Daffa tertawa dan langsung berbicara kepada Rafael. 

"Rasakan itu." Kata Daffa. 

"Apa maksud kamu, Daffa?" tanya Rafael. 

"Ayuna memuji kamu karena kamu seorang pria." Kata Daffa. 

"Aku juga yakin Ayuna berbicara hak yang sama terhadap kamu, Daffa." Kata Rafael. 

"Tidak." kata Daffa sambil gugup. 

"Benar, kalian berdua memang pria." Kataku. 

"Haha.. Rasakan itu Daffa. Jangan sombong jadi orang." Kata Rafael. 

"Baik, tapi aku jauh lebih baik dari kamu." Kata Daffa 

"Sudah hentikan! Kalian selalu saja bertengkar saat mulai berbicara berdua." Kataku. 

"Dia yang memulai, Ayuna." kata Daffa.

"Tidak salah itu, kamu yang memulai malah menyalahkan aku." Kata Rafael. 

"Sudah sebentar lagi dosen datang ke kelas." Kata Vita.

"Benar, nanti kalian bisa dihukum." Kata Ilham. 

"Diam cupu!" Teriak Daffa. 

"Berisik sekali kamu, Ilham." Kata Rafael. 
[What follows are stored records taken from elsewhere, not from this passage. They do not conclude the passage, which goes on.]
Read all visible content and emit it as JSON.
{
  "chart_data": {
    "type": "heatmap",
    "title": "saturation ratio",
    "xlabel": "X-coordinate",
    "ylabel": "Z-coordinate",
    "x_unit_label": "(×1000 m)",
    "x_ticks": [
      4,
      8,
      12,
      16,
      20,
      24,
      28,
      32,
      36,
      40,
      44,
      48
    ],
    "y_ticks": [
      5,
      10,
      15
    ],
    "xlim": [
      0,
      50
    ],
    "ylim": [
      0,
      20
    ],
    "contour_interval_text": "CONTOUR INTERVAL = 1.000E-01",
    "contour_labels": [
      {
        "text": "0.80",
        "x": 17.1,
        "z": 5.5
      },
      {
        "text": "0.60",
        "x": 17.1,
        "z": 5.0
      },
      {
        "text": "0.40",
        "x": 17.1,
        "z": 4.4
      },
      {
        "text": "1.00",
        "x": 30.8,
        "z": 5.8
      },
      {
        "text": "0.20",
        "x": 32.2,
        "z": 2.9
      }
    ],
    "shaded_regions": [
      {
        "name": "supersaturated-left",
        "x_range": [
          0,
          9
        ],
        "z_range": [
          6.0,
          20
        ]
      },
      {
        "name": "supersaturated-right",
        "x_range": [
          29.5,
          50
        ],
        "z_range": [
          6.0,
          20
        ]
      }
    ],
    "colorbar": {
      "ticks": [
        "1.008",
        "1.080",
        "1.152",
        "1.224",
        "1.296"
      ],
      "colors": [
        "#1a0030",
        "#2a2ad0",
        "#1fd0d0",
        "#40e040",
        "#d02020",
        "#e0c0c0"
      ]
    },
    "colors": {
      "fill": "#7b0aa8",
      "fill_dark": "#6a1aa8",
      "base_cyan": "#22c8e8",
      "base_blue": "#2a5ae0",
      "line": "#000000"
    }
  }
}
"Kalian jangan bicara seperti itu kepada Ilham. Dia berita baik tapi kalian begitu." Kataku dengan kesal. 

"Maaf Ayuna, aku tidak bermaksud seperti itu." Kata Rafael. 

"Benar, Ayuna." Kata Daffa. 

"Jangan meminta maaf terhadap aku tapi Ilham." Kataku. 

"Baik, maafkan aku Ilham." Kata Rafael. 

"Aku juga, Rafael." Kata Daffa. 

"Tidak apa apa." Kata Ilham. 

"Kalian harus mencontoh Ilham, dia bersikap dewasa tidak seperti kalian berdua." Kataku. 

"Apa? Kita harus mengikuti Ilham?" tanya Rafael. 

"Kamu bercanda, bukan?" tanya Daffa. 

"Memangnya kenapa? Ada yang salah dengan Ilham?" tanyaku. 

"Tidak, hanya saja kami itu berbeda Ayuna." kata Daffa.

"Benar Ayuna, kita tidak dapat seperti Ilham karena dia hebat." kata Rafael. 

"Justru karena hebat kalian berdua harus menirukan sikap dia." Kataku. 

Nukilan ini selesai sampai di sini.